Buyers stepped in to give markets a boost with the S&P 500 going as far as to register an accumulation day. Yesterday's gains still feel a little early in the game but whatever the cause, the move higher can't be ignored. This may be part of an a-b-c style, zig-zag move into Fibonacci retracements but much depends on what happens when indices make their second test of 200-day MAs.
The Nasdaq had the biggest gain on the day yesterday, but the buying wasn't enough to register an accumulation day and it didn't quite recover its 20-day MA. Aggressive shorts may look to target the 20-day MA but a move back to 13,181 can't be discounted as part of this mini-rally; so keep stops tight if using the 20-day MA for entry. Note, yesterday's gain did little to recover the 'sell' triggers in the MACD and On-Balance-Volume.

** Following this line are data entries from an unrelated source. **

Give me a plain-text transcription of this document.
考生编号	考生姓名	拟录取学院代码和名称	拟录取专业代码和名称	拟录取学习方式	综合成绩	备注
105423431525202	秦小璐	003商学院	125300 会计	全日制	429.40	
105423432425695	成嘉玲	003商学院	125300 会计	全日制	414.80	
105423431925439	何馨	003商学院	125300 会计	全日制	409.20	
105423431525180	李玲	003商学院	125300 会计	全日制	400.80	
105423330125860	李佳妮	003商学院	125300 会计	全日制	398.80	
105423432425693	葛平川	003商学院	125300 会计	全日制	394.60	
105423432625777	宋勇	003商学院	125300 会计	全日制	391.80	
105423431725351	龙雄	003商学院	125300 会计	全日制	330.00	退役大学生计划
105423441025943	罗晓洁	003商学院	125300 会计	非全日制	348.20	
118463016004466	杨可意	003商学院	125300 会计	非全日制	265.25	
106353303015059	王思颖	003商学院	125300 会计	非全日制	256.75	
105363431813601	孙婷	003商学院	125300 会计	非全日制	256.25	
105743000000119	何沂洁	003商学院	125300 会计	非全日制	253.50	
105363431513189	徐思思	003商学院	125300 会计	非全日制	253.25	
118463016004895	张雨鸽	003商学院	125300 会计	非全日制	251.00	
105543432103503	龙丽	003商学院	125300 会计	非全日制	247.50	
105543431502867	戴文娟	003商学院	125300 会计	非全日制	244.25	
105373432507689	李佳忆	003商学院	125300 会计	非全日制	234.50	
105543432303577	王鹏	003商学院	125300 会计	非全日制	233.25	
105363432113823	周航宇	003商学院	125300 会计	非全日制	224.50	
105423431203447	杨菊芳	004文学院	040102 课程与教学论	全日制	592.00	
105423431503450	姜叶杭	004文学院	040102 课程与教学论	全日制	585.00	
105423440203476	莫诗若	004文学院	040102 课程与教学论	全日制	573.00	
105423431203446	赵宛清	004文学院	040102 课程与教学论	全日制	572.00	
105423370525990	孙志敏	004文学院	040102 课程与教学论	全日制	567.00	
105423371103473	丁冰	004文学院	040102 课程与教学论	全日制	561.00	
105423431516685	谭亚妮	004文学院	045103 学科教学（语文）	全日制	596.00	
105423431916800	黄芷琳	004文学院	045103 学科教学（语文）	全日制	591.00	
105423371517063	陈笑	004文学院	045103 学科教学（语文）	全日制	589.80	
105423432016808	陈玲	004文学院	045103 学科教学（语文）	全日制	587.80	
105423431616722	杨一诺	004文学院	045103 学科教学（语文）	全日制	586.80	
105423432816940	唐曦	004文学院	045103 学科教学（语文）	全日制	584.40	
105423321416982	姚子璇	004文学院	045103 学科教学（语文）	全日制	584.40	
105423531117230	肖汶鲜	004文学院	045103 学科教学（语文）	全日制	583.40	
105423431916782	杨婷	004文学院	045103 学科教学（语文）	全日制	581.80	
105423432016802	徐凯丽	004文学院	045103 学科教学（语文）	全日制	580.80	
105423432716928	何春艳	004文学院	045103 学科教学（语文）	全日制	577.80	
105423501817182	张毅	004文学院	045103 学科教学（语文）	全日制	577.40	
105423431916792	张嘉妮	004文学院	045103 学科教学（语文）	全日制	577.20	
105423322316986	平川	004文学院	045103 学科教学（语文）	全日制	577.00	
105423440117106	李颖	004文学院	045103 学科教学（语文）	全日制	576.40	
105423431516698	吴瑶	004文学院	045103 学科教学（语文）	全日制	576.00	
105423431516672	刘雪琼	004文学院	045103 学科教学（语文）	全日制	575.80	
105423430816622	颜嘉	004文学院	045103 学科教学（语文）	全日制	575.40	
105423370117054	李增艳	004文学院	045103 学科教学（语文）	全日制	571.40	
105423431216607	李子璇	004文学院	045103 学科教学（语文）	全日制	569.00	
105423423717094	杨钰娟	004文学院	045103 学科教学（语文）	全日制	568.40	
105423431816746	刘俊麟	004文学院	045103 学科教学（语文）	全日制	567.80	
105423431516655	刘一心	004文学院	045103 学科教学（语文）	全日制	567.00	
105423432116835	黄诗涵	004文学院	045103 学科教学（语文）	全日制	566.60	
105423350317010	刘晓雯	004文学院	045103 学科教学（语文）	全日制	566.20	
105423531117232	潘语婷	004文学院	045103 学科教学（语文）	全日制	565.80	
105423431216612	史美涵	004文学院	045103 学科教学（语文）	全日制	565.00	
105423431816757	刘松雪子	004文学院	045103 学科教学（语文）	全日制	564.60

The S&P didn't have as big a percentage gain yesterday as the Nasdaq, but it did manage to recover its 20-day MA. On-Balance-Volume is close to a new 'buy' trigger, but the MACD remains firmly on a 'sell' trigger. The index also continues to underperform against the Russell 2000. However, the S&P is more inclined to retest its 200-day MA in what had been a picture perfect test of this moving average a couple of weeks ago. A second test of such a key moving average over a short space of time would suggest an upside break is coming.
The Russell 2000 will be the first to retest its 200-day MA - and will likely do so today - if not Monday. The index is accelerating its outperformance against the Nasdaq and S&P, so if going long is your angle - then the Russell 2000 is the trade. Aside from the MACD, technicals continue to improve.
Yesterday's offers a two pronged attack; bulls will look to leverage strength in the Russell 2000 while bears will seek to pressure the S&P. The intermediate trend favors bears and the 200-day MA has contained the bounce, but should the Russell 2000 break through, then shorts will need to keep things tight.